Oncopathology Research Center, Iran University of Medical Sciences, Tehran, Iran.
Division of Histology, Department of Basic Science, Faculty of Veterinary Medicine, Science and Research Branch, Islamic Azad University, Tehran, Iran.
J Cancer Res Clin Oncol. 2023 Jul;149(7):4101-4116. doi: 10.1007/s00432-022-04303-8. Epub 2022 Aug 30.
Cancer stem cells (CSCs), a rare sub-fraction of tumor cells, with the capability of self-renewal and strong oncogenicity are tightly responsible for chemo and radio resistance and tumor metastasis in colorectal cancer. Hence, CSCs targeting would improve the efficacy of therapeutic strategies and clinical outcomes.

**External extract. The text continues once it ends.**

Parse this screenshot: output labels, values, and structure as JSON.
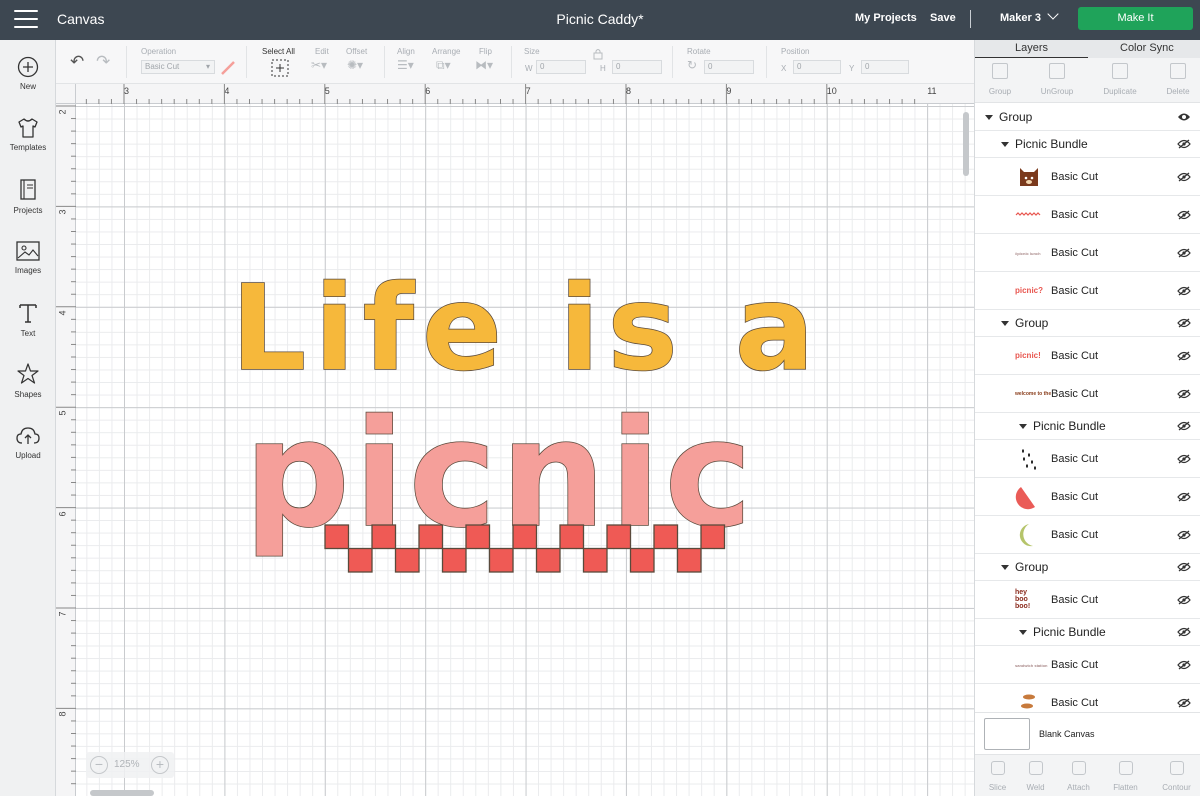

Here, using three-dimensional CSC spheroids and syngeneic mice model, we evaluated the cancer preventive impact of CSCs-based vaccination. CSCs enrichment was performed via colonosphere formation from CT-26 cell line and CT-26-derived tumor biopsy and characterized by confirming high expression of key stemness genes (OCT4, SOX2, and NANOG) and CSC-related surface biomarkers (CD166, DCLK1, and CD133) via real-time PCR and flow cytometry, respectively. Then, the stemness phenotype and self-renewal in CSC-enriched spheroids were further confirmed by showing serial sphere formation capacity, clonogenicity potential, and enhanced in vivo tumorigenic capacity compared to their parental counterparts. CSCs lysates were used as vaccines in prophylactic settings compared to the parental cell lysate and PBS groups.

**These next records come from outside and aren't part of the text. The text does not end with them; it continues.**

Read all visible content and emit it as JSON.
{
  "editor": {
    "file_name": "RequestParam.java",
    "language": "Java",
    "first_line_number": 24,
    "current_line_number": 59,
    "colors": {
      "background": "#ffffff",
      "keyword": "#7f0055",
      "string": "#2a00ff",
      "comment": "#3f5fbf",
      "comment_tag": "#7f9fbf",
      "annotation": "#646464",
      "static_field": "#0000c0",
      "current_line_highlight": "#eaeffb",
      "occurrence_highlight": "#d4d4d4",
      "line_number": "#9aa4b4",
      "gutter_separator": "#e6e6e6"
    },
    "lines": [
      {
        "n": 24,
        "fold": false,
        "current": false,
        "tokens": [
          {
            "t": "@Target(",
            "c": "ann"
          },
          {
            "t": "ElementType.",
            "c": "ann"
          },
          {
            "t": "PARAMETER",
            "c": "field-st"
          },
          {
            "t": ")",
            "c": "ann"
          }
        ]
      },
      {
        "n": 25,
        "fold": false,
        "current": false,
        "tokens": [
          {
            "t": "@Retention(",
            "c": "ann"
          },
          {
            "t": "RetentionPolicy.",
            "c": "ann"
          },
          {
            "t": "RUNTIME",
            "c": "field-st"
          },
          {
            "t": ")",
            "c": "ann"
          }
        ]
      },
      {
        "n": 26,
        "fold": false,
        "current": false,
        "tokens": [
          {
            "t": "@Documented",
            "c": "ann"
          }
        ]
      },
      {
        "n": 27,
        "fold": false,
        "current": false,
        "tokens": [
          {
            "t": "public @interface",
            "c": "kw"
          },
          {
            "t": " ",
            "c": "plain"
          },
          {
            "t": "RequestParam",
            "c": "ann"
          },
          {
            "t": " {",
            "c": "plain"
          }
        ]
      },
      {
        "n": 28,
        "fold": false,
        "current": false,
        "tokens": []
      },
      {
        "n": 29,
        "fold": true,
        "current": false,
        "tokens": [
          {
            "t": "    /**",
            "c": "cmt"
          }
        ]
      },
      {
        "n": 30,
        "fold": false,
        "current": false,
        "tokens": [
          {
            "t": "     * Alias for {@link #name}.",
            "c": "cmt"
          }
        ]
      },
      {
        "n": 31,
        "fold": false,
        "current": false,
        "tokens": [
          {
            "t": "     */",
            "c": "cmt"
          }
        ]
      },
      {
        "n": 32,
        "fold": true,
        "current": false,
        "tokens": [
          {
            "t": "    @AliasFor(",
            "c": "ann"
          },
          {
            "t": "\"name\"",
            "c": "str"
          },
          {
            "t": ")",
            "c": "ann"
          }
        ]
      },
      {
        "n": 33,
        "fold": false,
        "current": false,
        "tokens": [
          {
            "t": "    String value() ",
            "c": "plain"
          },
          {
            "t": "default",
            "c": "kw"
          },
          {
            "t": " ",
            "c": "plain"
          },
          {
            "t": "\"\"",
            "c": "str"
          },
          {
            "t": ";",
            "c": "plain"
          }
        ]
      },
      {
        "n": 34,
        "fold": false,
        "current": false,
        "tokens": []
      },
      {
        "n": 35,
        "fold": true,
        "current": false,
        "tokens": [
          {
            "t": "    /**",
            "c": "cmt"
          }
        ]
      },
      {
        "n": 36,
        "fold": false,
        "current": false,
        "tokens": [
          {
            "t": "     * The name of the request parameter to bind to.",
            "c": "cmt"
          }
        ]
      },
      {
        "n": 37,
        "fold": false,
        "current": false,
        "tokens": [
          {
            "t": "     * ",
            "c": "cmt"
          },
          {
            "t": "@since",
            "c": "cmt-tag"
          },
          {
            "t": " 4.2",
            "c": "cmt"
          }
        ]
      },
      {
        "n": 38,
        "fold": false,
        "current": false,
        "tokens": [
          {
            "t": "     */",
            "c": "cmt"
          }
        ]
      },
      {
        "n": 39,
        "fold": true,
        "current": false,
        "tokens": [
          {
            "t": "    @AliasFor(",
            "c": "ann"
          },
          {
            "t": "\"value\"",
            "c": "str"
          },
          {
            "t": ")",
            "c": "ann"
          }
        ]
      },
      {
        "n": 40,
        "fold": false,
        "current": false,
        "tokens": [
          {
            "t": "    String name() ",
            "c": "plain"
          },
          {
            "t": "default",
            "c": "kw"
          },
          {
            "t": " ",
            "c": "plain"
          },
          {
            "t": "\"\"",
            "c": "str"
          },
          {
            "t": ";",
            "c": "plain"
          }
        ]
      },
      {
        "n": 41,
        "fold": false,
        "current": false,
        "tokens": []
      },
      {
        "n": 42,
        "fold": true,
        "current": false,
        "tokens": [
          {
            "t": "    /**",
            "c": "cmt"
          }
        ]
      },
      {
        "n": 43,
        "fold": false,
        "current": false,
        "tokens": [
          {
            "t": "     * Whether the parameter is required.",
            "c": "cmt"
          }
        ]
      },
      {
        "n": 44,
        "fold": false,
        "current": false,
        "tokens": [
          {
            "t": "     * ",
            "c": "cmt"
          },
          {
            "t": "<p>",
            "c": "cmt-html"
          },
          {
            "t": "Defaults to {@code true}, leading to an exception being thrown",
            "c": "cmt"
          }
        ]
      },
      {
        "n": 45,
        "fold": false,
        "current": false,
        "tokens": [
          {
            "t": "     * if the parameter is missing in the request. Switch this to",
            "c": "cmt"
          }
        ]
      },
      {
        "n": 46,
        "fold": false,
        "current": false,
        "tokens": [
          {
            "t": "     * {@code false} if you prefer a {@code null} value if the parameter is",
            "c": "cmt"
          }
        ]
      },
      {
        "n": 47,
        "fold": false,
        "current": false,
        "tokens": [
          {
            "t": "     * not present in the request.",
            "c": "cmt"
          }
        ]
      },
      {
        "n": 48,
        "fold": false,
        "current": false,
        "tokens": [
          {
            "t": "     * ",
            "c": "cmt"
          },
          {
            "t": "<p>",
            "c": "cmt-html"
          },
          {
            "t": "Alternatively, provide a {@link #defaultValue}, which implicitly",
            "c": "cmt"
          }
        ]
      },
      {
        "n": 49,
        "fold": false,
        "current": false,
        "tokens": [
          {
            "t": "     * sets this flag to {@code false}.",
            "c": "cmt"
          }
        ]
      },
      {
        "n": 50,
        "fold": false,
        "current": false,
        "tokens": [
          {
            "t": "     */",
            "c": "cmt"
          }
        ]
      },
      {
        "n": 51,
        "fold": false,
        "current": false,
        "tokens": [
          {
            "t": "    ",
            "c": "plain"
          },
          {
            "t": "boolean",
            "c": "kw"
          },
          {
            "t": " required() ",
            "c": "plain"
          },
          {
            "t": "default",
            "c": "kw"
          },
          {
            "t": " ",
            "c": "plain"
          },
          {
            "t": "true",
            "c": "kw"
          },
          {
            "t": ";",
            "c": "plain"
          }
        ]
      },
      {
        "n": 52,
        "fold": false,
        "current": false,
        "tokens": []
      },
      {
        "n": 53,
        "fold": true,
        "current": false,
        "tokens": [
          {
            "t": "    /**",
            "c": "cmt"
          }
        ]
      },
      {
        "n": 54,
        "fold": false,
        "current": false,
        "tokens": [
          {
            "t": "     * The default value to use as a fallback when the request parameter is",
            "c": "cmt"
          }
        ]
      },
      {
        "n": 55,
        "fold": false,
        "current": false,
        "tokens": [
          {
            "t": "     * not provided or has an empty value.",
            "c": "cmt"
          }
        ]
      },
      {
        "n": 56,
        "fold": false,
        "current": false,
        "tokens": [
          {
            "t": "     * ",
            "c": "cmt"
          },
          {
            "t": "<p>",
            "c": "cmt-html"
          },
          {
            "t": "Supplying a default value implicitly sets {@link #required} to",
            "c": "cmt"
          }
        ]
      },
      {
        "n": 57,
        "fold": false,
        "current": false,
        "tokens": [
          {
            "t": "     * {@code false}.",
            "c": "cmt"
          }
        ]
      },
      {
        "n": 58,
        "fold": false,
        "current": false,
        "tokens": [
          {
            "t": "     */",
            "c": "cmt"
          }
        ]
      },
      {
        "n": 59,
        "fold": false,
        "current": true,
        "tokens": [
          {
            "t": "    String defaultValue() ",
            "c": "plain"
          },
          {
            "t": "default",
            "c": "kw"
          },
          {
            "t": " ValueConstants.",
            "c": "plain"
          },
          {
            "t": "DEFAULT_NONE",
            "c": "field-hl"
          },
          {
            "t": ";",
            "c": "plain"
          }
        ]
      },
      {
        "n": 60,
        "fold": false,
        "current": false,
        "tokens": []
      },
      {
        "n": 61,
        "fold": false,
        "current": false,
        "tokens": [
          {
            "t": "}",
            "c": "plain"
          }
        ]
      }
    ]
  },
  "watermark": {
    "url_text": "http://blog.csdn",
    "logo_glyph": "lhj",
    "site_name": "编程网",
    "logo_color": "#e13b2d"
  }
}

Immunization of syngeneic mice with CSCs lysates was effective in the prevention of tumor establishment and significantly decreased tumor growth rate accompanied by an improvement in survival rate in tumor-bearing mice compared to groups subjected to parental cells lysate and PBS. These results, for the first time, showed that mice immunized with cell lysate from tumor biopsy-derived spheroids are resistant to tumor induction. Immunofluorescence staining indicated that only the serum antibodies from CSC-vaccinated mice reacted with colonospheres.
These findings represent CSCs lysate-based vaccination as a potential approach to hampering immunotherapy failure of colorectal cancer which along with other traditional therapies may effectively apply to prevent the establishment of aggressive tumors harboring stemness features.
癌症干细胞(CSC)是肿瘤细胞的一个稀有亚群,具有自我更新和强烈致癌性,是导致结直肠癌化疗和放疗耐药及肿瘤转移的主要原因。因此,针对 CSC 的治疗方法将提高治疗策略的疗效和临床转归。
本研究采用三维 CSC 球体和同基因小鼠模型,评估了基于 CSC 的疫苗接种对癌症的预防作用。通过 CT-26 细胞系和 CT-26 衍生肿瘤活检的球体形成,从 CT-26 细胞系中富集 CSC,并通过实时 PCR 和流式细胞术分别确认关键干性基因(OCT4、SOX2 和 NANOG)和 CSC 相关表面标志物(CD166、DCLK1 和 CD133)的高表达,对 CSC 进行鉴定。然后,通过显示连续球体形成能力、克隆形成潜力和增强的体内致瘤能力,进一步确认 CSC 富集球体中的干性表型和自我更新能力。与亲本细胞裂解物和 PBS 组相比,CSC 裂解物被用作预防性疫苗。
与亲本细胞裂解物和 PBS 组相比,用 CSC 裂解物免疫同基因小鼠可有效预防肿瘤的建立,并显著降低肿瘤生长速度,提高荷瘤小鼠的存活率。这些结果首次表明,用肿瘤活检衍生球体的细胞裂解物免疫的小鼠对肿瘤诱导具有抗性。免疫荧光染色表明,只有来自 CSC 疫苗接种小鼠的血清抗体与结肠球体反应。
这些发现代表 CSC 裂解物疫苗接种作为一种潜在的方法,可以阻止结直肠癌免疫治疗的失败,与其他传统疗法相结合,可能有效地应用于预防具有干性特征的侵袭性肿瘤的建立。